Last month, all teaching unions in Northern Ireland rejected an offer which would have seen their pay frozen last year and a rise of 1% for 2016-17.

The department subsequently wrote to schools last week to say that the pay settlement meant that an additional £7m could go to schools.

However, the NASUWT claimed that the education minister was "funding schools on the basis of cutting teachers' pay".

In a statement to the BBC announcing the rolling strike action, NASUWT general secretary, Chris Keates, said that teachers were being treated with "contempt".

"Teachers do not take strike action lightly," she said.

"No one wants to disrupt the children and young people they teach or their parents, but teachers' pay and conditions are inextricably linked to the provision of high quality education.

"The responsibility for the strike action rests with the minister and employers."

However, the education minister said teachers' pay "has not been cut" and that they "have received what they are contractually entitled to".

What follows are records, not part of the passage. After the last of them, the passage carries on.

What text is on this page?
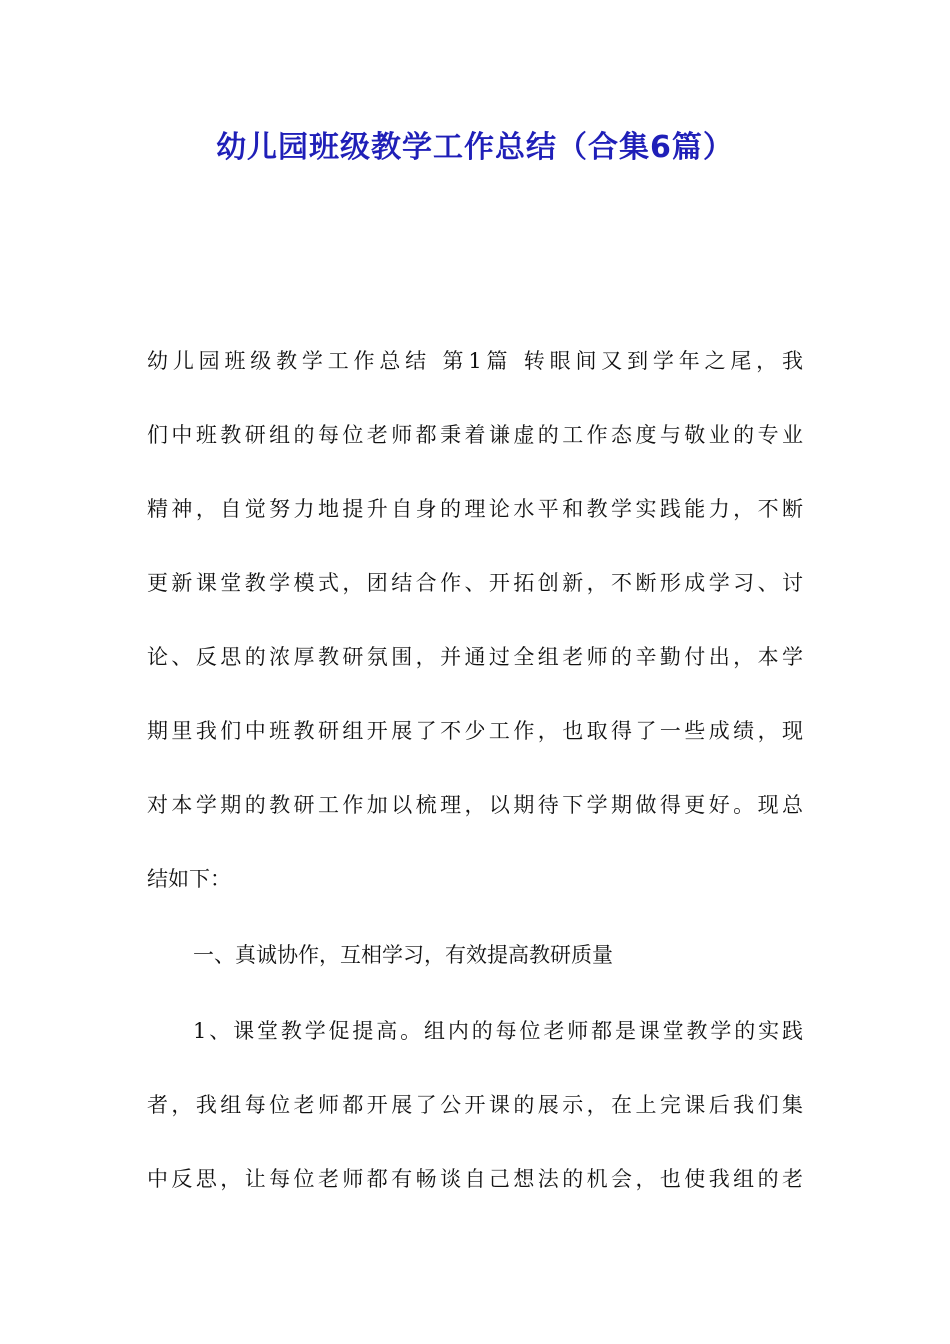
幼儿园班级教学工作总结（合集6篇）
幼儿园班级教学工作总结 第1篇 转眼间又到学年之尾，我
们中班教研组的每位老师都秉着谦虚的工作态度与敬业的专业
精神，自觉努力地提升自身的理论水平和教学实践能力，不断
更新课堂教学模式，团结合作、开拓创新，不断形成学习、讨
论、反思的浓厚教研氛围，并通过全组老师的辛勤付出，本学
期里我们中班教研组开展了不少工作，也取得了一些成绩，现
对本学期的教研工作加以梳理，以期待下学期做得更好。现总
结如下：
一、真诚协作，互相学习，有效提高教研质量
1、课堂教学促提高。组内的每位老师都是课堂教学的实践
者，我组每位老师都开展了公开课的展示，在上完课后我们集
中反思，让每位老师都有畅谈自己想法的机会，也使我组的老
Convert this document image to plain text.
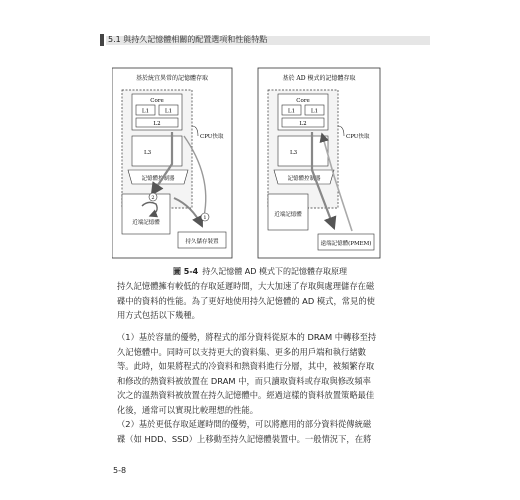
5.1 與持久記憶體相關的配置選項和性能特點
基於統宜異常的記憶體存取
Core
L1	L1
L2
L3
CPU快取
記憶體控制器
近端記憶體
持久儲存裝置
2
1
基於 AD 模式的記憶體存取
Core
L1	L1
L2
L3
CPU快取
記憶體控制器
近端記憶體
遠端記憶體(PMEM)
圖 5-4 持久記憶體 AD 模式下的記憶體存取原理
持久記憶體擁有較低的存取延遲時間，大大加速了存取與處理儲存在磁
碟中的資料的性能。為了更好地使用持久記憶體的 AD 模式，常見的使
用方式包括以下幾種。
（1）基於容量的優勢，將程式的部分資料從原本的 DRAM 中轉移至持
久記憶體中。同時可以支持更大的資料集、更多的用戶端和執行緒數
等。此時，如果將程式的冷資料和熱資料進行分層，其中，被頻繁存取
和修改的熱資料被放置在 DRAM 中，而只讀取資料或存取與修改頻率
次之的溫熱資料被放置在持久記憶體中。經過這樣的資料放置策略最佳
化後，通常可以實現比較理想的性能。
（2）基於更低存取延遲時間的優勢，可以將應用的部分資料從傳統磁
碟（如 HDD、SSD）上移動至持久記憶體裝置中。一般情況下，在將
5-8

"In addition teachers' salaries and allowances will be uplifted by 1% from September 2016, therefore teachers have also received a pay increase" Mr Weir added.

"In this challenging financial climate it is important to find the right balance between protecting school budgets and protecting teachers' jobs and delivering a fair increase to teachers' salaries, within the parameters of Northern Ireland Executive pay policy.

"That is why I recently announced some £14m additional spending power for schools which will benefit teachers and pupils," the minister said.

Northern Ireland NASUWT official Justin McCamphill added that the union regretted the disruption but said that teachers had been left with no choice.

Image caption Justin McCamphill from the NASUWT said the decision on teachers' pay was "scandelous"

"Ministers and employers have been given the money to pay teachers the minimum of 1% for 2015-16," he said.

"It is nothing short of scandalous that they clearly do not think that paying teachers is important."

None of the other teaching unions have yet joined the NASUWT in announcing strike action following the breakdown of talks over pay.

However, the Ulster Teachers' Union (UTU) and Irish National Teachers' Organisation are due to hold a series of 'school gate pickets' on Tuesday.